Congratulations to the 2021 Goldman Environmental Prize winners!
The Goldman Environmental Prize is the world’s foremost award honoring grassroots environmental activists and their extraordinary efforts to protect and enhance the natural world.
This year, we’re pleased to see two Global Greengrants Fund grantees on the list: Maida Bilal and Kimiko Hirata.
Maida Bilal, Bosnia and Herzegovina
In 2018, Maida, along with women from her village, led a 503-day blockade preventing heavy equipment that would be used to build a dam from reaching its’ destination. Their efforts led to the cancellation of permits for two proposed dams on the Kruščica River.
These projects were part of a dam boom in the Balkans, home to some of Europe’s last free-flowing rivers. Dams significantly alter river ways, redirecting the flow of water and leaving riverbeds dry, dramatically changing ways of life for people and animals. The Kruščica River lies within the boundaries of a protected landscape and is the lifeline for the village of Kruščica and the main water source for about 145,000 people in two nearby towns.

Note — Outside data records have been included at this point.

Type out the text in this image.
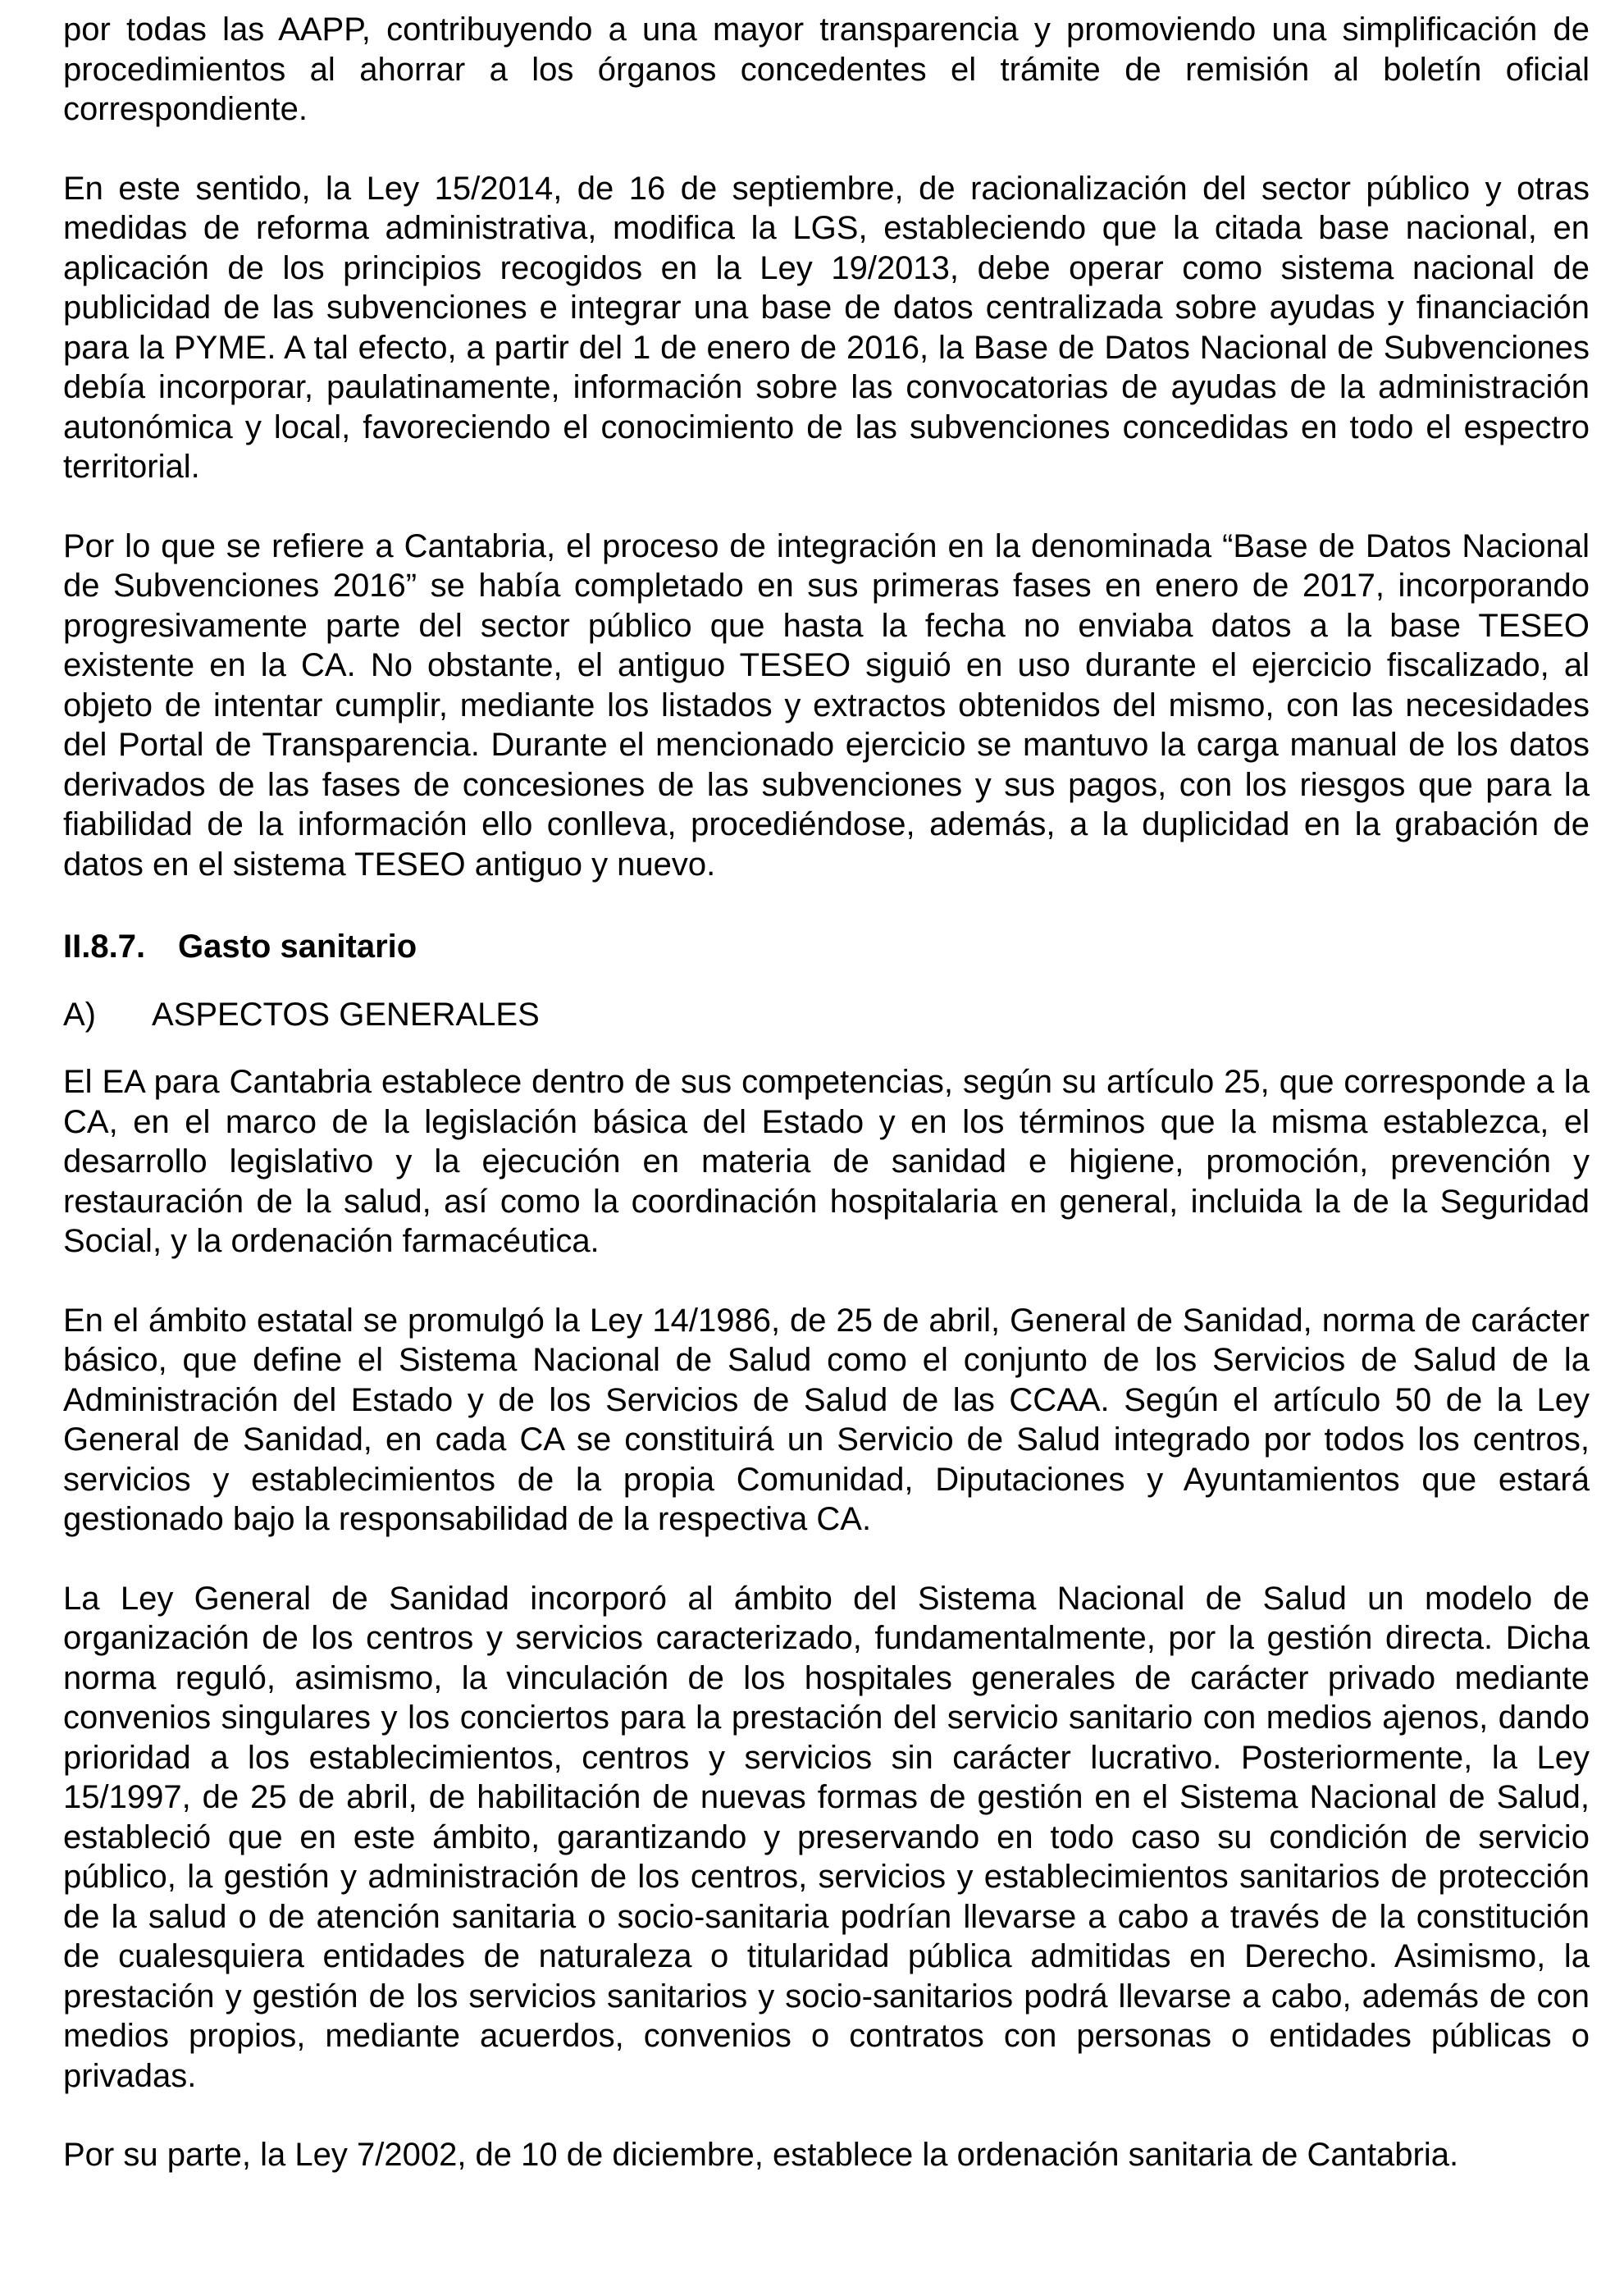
por todas las AAPP, contribuyendo a una mayor transparencia y promoviendo una simplificación de procedimientos al ahorrar a los órganos concedentes el trámite de remisión al boletín oficial correspondiente.

En este sentido, la Ley 15/2014, de 16 de septiembre, de racionalización del sector público y otras medidas de reforma administrativa, modifica la LGS, estableciendo que la citada base nacional, en aplicación de los principios recogidos en la Ley 19/2013, debe operar como sistema nacional de publicidad de las subvenciones e integrar una base de datos centralizada sobre ayudas y financiación para la PYME. A tal efecto, a partir del 1 de enero de 2016, la Base de Datos Nacional de Subvenciones debía incorporar, paulatinamente, información sobre las convocatorias de ayudas de la administración autonómica y local, favoreciendo el conocimiento de las subvenciones concedidas en todo el espectro territorial.

Por lo que se refiere a Cantabria, el proceso de integración en la denominada “Base de Datos Nacional de Subvenciones 2016” se había completado en sus primeras fases en enero de 2017, incorporando progresivamente parte del sector público que hasta la fecha no enviaba datos a la base TESEO existente en la CA. No obstante, el antiguo TESEO siguió en uso durante el ejercicio fiscalizado, al objeto de intentar cumplir, mediante los listados y extractos obtenidos del mismo, con las necesidades del Portal de Transparencia. Durante el mencionado ejercicio se mantuvo la carga manual de los datos derivados de las fases de concesiones de las subvenciones y sus pagos, con los riesgos que para la fiabilidad de la información ello conlleva, procediéndose, además, a la duplicidad en la grabación de datos en el sistema TESEO antiguo y nuevo.

II.8.7. Gasto sanitario
A) ASPECTOS GENERALES

El EA para Cantabria establece dentro de sus competencias, según su artículo 25, que corresponde a la CA, en el marco de la legislación básica del Estado y en los términos que la misma establezca, el desarrollo legislativo y la ejecución en materia de sanidad e higiene, promoción, prevención y restauración de la salud, así como la coordinación hospitalaria en general, incluida la de la Seguridad Social, y la ordenación farmacéutica.

En el ámbito estatal se promulgó la Ley 14/1986, de 25 de abril, General de Sanidad, norma de carácter básico, que define el Sistema Nacional de Salud como el conjunto de los Servicios de Salud de la Administración del Estado y de los Servicios de Salud de las CCAA. Según el artículo 50 de la Ley General de Sanidad, en cada CA se constituirá un Servicio de Salud integrado por todos los centros, servicios y establecimientos de la propia Comunidad, Diputaciones y Ayuntamientos que estará gestionado bajo la responsabilidad de la respectiva CA.

La Ley General de Sanidad incorporó al ámbito del Sistema Nacional de Salud un modelo de organización de los centros y servicios caracterizado, fundamentalmente, por la gestión directa. Dicha norma reguló, asimismo, la vinculación de los hospitales generales de carácter privado mediante convenios singulares y los conciertos para la prestación del servicio sanitario con medios ajenos, dando prioridad a los establecimientos, centros y servicios sin carácter lucrativo. Posteriormente, la Ley 15/1997, de 25 de abril, de habilitación de nuevas formas de gestión en el Sistema Nacional de Salud, estableció que en este ámbito, garantizando y preservando en todo caso su condición de servicio público, la gestión y administración de los centros, servicios y establecimientos sanitarios de protección de la salud o de atención sanitaria o socio-sanitaria podrían llevarse a cabo a través de la constitución de cualesquiera entidades de naturaleza o titularidad pública admitidas en Derecho. Asimismo, la prestación y gestión de los servicios sanitarios y socio-sanitarios podrá llevarse a cabo, además de con medios propios, mediante acuerdos, convenios o contratos con personas o entidades públicas o privadas.

Por su parte, la Ley 7/2002, de 10 de diciembre, establece la ordenación sanitaria de Cantabria.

In 2019, Global Greengrants supported efforts to prevent the construction of the dams with a $5,000 grant to the Coalition for the Protection of the Rivers of Bosnia and Herzegovina to host a Western Balkan conference in Sarajevo and the implementation of joint regional actions between the many groups in the area working on the issue.
In March 2011, a 9.0 magnitude earthquake and subsequent tsunami ravaged Japan and caused the dramatic meltdown of the Fukushima Daiichi nuclear power plant on the island nation’s eastern coast. After the disaster, Japan moved away from nuclear power, transitioning to coal as a main energy source.
Kimiko launched a grassroots campaign against coal, culminating in the cancellation of 13 planned coal plants. By preventing 7,030 MW worth of coal power plants from being built—nearly 40% of Japan’s planned new coal plant capacity—she averted the emission of 42 million tons of CO2 per year, or more than 1.6 billion tons of CO2 over the lifetimes of the proposed coal power plants.
In 2012, Global Greengrants made a $2,000 grant to the Kiko Network, the organization founded by Kimiko, to support research on nuclear policy in Japan as well as that surrounding alternative energy. The money was also used to organize a symposium that addressed domestic energy policy and proposed measures to attain a 30% reduction.
We are proud of the work of all of the 2021 Prize recipients and their outstanding efforts to protect both people and planet.